Add a STOP option — "Reply STOP to unsubscribe" at the end of your messages reduces spam complaints, the #1 reason for bans.
Personalize — include
#{username}or device name so messages don't look templated.Don't blast at fixed intervals — vary timing.
Aim for ≥30% reply rate — invite recipients to acknowledge alerts.
Pricing & limits
Rate limit: 2 messages per minute per number, applied automatically. Excess messages are discarded.
Recipients per action: up to 5 numbers per action. Add multiple actions to fan out further.
Per-message billing: $10 per 1,000 messages.
Dedicated number provisioning: one-time $30 setup fee.
Plan availability: Industrial plan or higher.
Frequently asked questions
Why didn't my WhatsApp message arrive?
Common causes: (1) the recipient never messaged your sandbox or dedicated number, so they're outside the 24-hour conversation window; (2) the event is outside its active window; (3) the action is muted by the cooldown period; (4) the rate limit (2 msg/min) was hit and the message was discarded; (5) your number was banned — check WhatsApp's status and the anti-ban guide.
Can I send to numbers that haven't messaged me first?
Not reliably. WhatsApp strongly favors conversations the recipient initiated. The cleanest pattern is to publish a "Contact us on WhatsApp" link in your app or onboarding email and have end users tap it once.
Can I include sensor values, device names, and timestamps in the message?
Yes — use the tag icon at the top-right of the message field to insert dynamic placeholders. Timestamps default to human-readable format; switch to UNIX epoch milliseconds by deleting the |-suffix as described in step 4 above.
How is cooldown different from active windows?

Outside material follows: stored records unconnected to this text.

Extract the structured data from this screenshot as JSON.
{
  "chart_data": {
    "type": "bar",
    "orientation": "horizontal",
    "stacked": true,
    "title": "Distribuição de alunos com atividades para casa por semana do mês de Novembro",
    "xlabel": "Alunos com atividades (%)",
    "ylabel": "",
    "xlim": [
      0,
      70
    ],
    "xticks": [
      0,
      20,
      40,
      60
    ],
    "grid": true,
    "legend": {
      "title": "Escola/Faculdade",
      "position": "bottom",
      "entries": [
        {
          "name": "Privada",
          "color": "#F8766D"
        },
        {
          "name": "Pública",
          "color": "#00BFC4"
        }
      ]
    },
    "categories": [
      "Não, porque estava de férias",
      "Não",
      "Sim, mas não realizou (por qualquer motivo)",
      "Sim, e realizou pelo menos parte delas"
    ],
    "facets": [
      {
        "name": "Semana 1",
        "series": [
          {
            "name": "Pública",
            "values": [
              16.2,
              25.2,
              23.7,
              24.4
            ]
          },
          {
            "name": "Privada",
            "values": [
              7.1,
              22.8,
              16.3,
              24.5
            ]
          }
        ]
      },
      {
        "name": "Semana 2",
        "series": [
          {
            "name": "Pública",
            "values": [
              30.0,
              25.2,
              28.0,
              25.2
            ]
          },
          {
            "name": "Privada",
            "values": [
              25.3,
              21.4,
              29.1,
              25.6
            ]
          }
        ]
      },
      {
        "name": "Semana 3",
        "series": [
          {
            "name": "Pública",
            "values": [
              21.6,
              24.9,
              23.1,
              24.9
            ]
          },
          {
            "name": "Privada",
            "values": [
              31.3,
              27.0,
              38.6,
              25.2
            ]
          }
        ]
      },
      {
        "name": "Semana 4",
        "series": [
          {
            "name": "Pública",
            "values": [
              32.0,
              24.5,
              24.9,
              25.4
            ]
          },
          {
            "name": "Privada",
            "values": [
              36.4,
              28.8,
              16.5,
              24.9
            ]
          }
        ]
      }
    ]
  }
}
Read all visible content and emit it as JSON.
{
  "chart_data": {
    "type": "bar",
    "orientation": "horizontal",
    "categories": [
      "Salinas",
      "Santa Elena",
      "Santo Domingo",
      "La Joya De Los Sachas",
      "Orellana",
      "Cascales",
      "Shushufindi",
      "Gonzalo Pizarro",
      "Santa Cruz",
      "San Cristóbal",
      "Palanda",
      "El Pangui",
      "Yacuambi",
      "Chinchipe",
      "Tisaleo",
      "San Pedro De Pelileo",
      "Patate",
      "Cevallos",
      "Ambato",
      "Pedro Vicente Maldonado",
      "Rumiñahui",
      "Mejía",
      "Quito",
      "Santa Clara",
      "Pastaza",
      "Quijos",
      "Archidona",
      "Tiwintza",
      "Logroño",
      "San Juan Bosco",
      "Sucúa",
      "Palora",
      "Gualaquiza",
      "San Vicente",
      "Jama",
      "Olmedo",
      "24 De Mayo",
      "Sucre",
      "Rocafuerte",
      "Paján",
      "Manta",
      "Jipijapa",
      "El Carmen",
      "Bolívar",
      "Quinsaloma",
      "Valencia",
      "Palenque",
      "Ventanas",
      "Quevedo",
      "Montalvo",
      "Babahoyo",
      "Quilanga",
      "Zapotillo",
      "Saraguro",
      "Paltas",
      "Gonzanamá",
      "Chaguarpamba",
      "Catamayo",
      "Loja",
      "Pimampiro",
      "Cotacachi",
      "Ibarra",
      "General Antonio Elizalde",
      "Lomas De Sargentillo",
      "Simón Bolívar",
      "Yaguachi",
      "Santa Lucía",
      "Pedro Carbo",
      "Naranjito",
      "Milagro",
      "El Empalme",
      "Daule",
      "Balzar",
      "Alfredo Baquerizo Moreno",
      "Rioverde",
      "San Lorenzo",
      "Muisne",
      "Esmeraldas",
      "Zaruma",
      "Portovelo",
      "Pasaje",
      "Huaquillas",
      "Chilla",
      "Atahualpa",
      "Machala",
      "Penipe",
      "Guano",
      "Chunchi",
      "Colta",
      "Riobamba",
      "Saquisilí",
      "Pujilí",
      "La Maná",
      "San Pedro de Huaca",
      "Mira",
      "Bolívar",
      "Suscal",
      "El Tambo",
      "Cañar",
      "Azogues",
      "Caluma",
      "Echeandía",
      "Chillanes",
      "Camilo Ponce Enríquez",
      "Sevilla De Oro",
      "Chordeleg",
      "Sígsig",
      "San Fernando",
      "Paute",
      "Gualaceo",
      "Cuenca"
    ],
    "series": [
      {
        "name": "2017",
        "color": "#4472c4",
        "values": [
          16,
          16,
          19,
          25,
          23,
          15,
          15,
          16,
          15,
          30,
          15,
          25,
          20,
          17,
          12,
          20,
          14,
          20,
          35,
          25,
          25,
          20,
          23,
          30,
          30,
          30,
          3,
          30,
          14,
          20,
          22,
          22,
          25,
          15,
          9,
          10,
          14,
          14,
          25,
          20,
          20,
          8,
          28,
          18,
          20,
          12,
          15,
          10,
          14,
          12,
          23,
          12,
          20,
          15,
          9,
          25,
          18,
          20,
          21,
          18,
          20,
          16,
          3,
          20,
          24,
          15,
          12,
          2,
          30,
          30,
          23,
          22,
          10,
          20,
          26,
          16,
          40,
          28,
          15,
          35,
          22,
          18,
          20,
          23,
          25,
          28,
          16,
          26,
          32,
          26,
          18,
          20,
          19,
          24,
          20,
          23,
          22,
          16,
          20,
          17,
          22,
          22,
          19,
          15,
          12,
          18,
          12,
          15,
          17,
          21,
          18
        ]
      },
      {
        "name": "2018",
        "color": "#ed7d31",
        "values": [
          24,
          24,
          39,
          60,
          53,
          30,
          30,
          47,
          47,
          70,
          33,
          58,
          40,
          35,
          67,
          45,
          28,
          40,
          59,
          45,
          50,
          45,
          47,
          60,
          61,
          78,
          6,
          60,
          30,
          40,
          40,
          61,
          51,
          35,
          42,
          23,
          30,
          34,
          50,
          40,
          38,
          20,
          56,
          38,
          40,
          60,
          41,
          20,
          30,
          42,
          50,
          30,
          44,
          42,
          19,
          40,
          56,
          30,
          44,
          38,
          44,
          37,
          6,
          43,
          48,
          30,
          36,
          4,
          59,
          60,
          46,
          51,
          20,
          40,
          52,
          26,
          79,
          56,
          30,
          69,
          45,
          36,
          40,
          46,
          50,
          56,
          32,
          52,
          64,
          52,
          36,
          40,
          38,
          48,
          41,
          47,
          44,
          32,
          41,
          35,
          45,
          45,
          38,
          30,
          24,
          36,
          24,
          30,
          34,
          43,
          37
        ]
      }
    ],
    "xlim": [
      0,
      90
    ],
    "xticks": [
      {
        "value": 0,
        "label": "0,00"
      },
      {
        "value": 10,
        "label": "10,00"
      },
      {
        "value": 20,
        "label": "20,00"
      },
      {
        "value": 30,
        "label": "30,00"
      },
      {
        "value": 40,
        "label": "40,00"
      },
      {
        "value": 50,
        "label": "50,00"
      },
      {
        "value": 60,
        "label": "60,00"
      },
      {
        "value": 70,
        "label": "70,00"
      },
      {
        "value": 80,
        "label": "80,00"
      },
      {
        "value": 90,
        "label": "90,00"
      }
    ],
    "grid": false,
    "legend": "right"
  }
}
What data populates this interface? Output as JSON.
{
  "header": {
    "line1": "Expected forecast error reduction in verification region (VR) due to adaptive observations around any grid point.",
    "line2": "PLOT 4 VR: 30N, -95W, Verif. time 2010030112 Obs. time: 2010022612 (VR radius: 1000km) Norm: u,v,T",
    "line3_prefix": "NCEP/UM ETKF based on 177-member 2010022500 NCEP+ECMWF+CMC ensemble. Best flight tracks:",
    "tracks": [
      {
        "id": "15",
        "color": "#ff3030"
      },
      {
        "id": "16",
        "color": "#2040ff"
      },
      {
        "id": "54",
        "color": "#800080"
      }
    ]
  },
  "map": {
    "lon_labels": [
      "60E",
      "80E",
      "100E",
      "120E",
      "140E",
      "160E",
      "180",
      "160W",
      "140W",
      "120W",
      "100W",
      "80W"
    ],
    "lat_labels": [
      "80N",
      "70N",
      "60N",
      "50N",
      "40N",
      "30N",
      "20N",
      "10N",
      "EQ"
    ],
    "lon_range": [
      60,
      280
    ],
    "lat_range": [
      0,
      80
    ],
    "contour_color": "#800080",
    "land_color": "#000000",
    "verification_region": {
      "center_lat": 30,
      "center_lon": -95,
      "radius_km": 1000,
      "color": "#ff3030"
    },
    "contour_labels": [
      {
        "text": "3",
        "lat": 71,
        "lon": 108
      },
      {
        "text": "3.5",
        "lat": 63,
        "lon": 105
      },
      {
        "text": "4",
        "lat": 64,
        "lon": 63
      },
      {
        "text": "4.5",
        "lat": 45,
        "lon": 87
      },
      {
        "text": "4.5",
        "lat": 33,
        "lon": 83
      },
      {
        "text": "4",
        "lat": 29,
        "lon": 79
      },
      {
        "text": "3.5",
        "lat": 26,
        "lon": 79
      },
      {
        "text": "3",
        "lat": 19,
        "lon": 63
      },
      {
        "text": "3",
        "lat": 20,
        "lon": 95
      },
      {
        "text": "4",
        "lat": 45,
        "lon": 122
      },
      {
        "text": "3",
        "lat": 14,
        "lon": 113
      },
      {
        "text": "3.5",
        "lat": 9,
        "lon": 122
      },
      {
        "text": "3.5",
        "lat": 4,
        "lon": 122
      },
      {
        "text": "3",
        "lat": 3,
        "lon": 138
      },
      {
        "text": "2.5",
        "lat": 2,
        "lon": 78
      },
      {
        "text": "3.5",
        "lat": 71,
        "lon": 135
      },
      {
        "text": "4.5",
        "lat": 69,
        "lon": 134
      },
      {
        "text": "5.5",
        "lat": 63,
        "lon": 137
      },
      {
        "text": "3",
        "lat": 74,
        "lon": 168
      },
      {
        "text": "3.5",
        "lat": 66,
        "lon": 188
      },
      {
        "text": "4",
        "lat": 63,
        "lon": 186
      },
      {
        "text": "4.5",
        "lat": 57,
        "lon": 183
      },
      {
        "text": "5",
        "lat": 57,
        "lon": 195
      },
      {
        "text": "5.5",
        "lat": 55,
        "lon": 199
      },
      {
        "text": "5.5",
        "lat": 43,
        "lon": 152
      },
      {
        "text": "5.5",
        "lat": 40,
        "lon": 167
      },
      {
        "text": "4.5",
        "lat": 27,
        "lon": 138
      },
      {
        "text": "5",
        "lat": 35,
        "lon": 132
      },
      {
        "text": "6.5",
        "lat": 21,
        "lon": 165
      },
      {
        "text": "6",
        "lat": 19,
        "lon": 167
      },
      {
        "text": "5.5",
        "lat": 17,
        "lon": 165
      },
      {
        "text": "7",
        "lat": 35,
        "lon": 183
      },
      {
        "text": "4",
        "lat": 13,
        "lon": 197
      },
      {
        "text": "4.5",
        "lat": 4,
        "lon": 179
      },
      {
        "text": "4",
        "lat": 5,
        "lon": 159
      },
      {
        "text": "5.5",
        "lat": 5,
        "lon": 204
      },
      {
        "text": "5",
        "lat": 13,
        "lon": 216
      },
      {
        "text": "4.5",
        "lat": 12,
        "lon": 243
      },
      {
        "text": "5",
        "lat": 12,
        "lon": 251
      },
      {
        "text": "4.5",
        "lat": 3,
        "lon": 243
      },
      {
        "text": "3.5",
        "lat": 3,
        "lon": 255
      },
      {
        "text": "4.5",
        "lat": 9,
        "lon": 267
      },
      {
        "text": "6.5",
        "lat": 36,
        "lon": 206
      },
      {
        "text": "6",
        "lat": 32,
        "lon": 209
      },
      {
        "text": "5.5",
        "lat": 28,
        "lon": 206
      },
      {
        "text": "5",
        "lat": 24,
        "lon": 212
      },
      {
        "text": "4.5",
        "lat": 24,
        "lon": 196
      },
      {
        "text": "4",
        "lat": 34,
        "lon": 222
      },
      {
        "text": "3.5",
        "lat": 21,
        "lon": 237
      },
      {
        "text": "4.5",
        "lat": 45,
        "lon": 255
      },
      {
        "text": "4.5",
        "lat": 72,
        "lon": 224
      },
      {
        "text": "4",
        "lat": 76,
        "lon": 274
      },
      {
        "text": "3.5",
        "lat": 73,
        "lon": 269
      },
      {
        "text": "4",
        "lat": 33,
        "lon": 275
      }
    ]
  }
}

Cooldown mutes the action for N seconds after it fires, so a flapping sensor doesn't spam the recipient. Active windows define the time-of-day or day-of-week intervals during which the event is allowed to run at all. They compose: an event must be inside an active window AND past its cooldown to fire.
What's the difference between WhatsApp and SMS for IoT alerts?
WhatsApp supports longer messages, two-way replies, and richer content, but requires recipient opt-in and a provisioned channel. SMS reaches any phone with no opt-in, but is capped at 140 characters and billed per country prefix. Use WhatsApp for customer or operator alerts in markets where WhatsApp dominates; use SMS for legacy or low-data-coverage scenarios. See the SMS section of the Voice Call article.